Find all the zeroes of the polynomial 9x⁴−6x³−35x+24x−4, if two of its zeroes are 2 and -2.

a) x=1,x=−1
b) x=0,x=2
c) x=2,x=−2
d) x=1,x=−2

Answer 1

To find all the zeroes of the polynomial 9x⁴−6x³−35x+24x−4 when two of its zeroes are 2 and -2, we can use the factor theorem and divide the polynomial by (x - 2) and (x + 2) to find the remaining zeroes.

Step-by-step explanation:

To find all the zeroes of the polynomial 9x⁴−6x³−35x+24x−4 when two of its zeroes are 2 and -2, we can use the factor theorem. Since 2 and -2 are zeroes of the polynomial, (x - 2) and (x + 2) must be factors of the polynomial. We can divide the polynomial by these factors to find the remaining factors and zeroes.

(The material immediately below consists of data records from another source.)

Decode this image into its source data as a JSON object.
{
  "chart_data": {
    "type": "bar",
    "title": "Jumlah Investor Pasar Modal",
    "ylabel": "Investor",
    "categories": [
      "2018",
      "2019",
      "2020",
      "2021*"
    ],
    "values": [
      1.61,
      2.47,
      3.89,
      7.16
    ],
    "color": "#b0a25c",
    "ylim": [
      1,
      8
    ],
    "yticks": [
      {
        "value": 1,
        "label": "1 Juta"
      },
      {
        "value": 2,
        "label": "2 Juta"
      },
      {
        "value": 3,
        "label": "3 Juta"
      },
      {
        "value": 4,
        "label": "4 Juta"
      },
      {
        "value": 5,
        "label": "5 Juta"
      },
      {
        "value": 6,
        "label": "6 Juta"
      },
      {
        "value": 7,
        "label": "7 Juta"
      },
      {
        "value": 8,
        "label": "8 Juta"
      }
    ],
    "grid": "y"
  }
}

1. Divide the polynomial by (x - 2). The quotient will be 9x³ + 12x² - 11x + 2.
2. Divide the quotient by (x + 2). The quotient will be 9x² - 6x + 1.
3. Solve 9x² - 6x + 1 = 0 using the quadratic formula. The zeroes will be x = 1 and x = -1/3.

Therefore, the zeroes of the polynomial 9x⁴−6x³−35x+24x−4 when two of its zeroes are 2 and -2 are x = 2, x = -2, x = 1, and x = -1/3.